Endo Pharmaceuticals / Impax Labs
The FTC filed a complaint in federal district court alleging that Endo Pharmaceuticals Inc. and several other drug companies violated antitrust laws by using pay-for-delay settlements to block consumers’ access to lower-cost generic versions of Opana ER and Lidoderm with an agreement not to market an authorized generic – often called a “no-AG commitment” – as a form of reverse payment. The complaint, filed in the Eastern District of Pennsylvania, alleges that Endo paid the first generic companies that filed for FDA approval – Impax Laboratories, Inc. and Watson Laboratories, Inc. – to eliminate the risk of competition for Opana ER and Lidoderm, in violation of the Federal Trade Commission Act. Opana ER is an extendedrelease opioid used to relieve moderate to severe pain. Lidoderm is a topical patch used to relieve pain associated with post-herpetic neuralgia, a complication of shingles. The FTC is seeking a court judgment declaring that the defendants’ conduct violates the antitrust laws, ordering the companies to disgorge their ill-gotten gains, and permanently barring them from engaging in similar anticompetitive behavior in the future. Teikoko Pharma USA and Teikoku Seiyaku Co., Ltd. agreed to a stipulated order resolving FTC charges.
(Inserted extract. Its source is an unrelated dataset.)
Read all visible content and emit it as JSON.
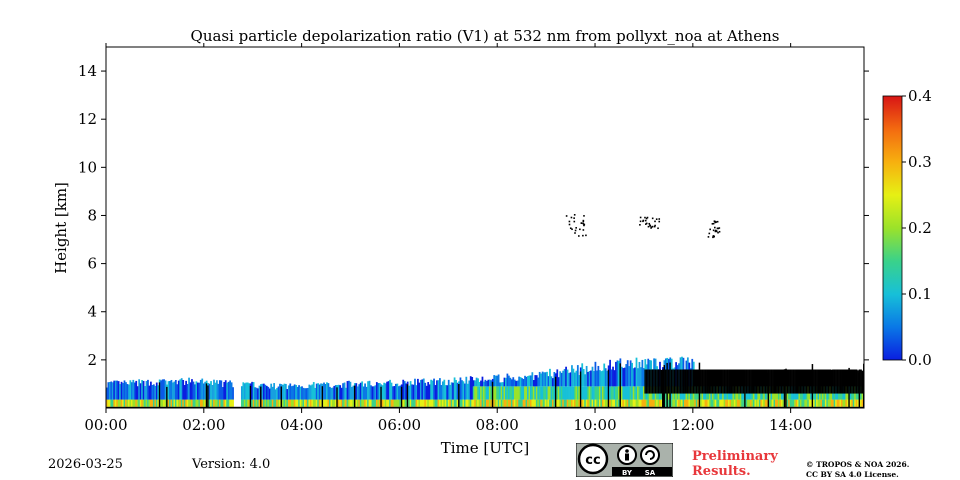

In November 2016, the FTC voluntarily dismissed the complaint in this action. On January 23, 2017, the FTC refiled charges related to the Lidoderm agreements in federal court in California (Federal Trade Commission vs. Allergan plc; Watson Laboratories, Inc., et al) and refiled charges related to the Opana ER agreement in a Part 3 administrative proceeding. (In re Impax Laboratories, Inc.)